Berlin (kobinet) In Berlin hat gestern das 8. Internationale Literaturfestival begonnen. Bis 5. Oktober werden 100 Autorinnen und Autoren in ca. 200 Veranstaltungen einen Einblick in neue Entwicklungen der aktuellen Weltliteratur geben. Damit gilt Berlin als eines der größten und renommiertesten Literaturfestivals der Welt. Im Mittelpunkt steht dieses Jahr die Literatur Afrikas.
"Wir wissen, wie in Afrika gestorben wird, aber nicht, wie dort gelebt wird," sagte Joachim Sartorius, Intendant der Berliner Festspiele, in seiner Eröffnungsrede.
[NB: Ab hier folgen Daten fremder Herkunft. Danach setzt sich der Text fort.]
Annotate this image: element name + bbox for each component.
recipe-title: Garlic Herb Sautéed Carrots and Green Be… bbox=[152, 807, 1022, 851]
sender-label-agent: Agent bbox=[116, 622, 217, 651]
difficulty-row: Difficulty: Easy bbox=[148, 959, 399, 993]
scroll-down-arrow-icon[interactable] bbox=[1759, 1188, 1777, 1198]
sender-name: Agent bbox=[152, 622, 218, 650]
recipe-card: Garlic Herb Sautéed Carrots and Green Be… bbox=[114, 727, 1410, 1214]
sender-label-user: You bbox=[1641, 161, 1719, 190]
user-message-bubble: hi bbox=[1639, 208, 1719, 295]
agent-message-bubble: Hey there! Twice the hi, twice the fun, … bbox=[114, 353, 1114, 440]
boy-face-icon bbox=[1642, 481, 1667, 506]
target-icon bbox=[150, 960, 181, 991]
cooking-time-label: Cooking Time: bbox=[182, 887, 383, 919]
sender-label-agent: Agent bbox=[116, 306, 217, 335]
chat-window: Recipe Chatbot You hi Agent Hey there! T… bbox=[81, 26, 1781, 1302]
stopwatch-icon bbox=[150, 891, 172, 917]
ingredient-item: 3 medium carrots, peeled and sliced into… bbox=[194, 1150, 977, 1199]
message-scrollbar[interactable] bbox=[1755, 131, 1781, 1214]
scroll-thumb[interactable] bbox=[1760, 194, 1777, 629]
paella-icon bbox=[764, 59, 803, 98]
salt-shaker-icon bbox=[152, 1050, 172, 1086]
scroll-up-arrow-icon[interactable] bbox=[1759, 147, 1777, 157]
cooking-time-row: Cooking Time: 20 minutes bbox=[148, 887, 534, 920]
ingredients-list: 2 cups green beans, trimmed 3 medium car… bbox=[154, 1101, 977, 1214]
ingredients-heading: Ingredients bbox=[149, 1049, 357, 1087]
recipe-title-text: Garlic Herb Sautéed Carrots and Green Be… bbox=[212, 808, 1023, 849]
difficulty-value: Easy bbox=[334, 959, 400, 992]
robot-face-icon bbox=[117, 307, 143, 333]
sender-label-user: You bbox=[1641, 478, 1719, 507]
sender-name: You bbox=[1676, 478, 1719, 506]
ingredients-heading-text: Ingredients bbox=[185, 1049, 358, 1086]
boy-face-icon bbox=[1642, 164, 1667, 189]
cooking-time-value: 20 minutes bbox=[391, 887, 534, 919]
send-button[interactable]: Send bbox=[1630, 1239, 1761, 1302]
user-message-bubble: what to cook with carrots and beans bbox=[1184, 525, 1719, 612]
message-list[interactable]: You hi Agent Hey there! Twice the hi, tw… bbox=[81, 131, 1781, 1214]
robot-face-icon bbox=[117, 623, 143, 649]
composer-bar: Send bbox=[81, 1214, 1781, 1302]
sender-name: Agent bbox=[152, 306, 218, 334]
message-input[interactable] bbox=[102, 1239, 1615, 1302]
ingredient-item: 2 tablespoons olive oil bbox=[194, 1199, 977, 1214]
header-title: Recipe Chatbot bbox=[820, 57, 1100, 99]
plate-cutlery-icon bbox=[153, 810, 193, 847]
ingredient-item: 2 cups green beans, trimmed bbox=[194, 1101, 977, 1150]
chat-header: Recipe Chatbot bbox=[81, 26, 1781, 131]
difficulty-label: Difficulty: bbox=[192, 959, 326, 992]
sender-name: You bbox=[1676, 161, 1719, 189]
Es sei die Aufgabe von Schriftstellern, den abstrakten Geschichten ein Gesicht zu geben.
Neben der jungen Generation afrikanischer Autorinnen und Autoren werden zahlreiche weitere Schriftsteller lesen. Darunter der vielfach ausgezeichnete Amitav Ghosh ("Der Glaspalast"), Péter Esterházy, Michael Lentz, Peter Schneider, Ingo Schulze und Uwe Timm, dessen Erzählung "Die Entdeckung der Currywurst" gerade verfilmt wurde.
Die Hauptveranstaltungen finden im Haus der Berliner Festspiele in der Schaperstraße statt. Die Räume sind rollstuhlzugänglich. Alle Lesungen werden simultan übersetzt. Kopfhörer sind kostenlos erhältlich.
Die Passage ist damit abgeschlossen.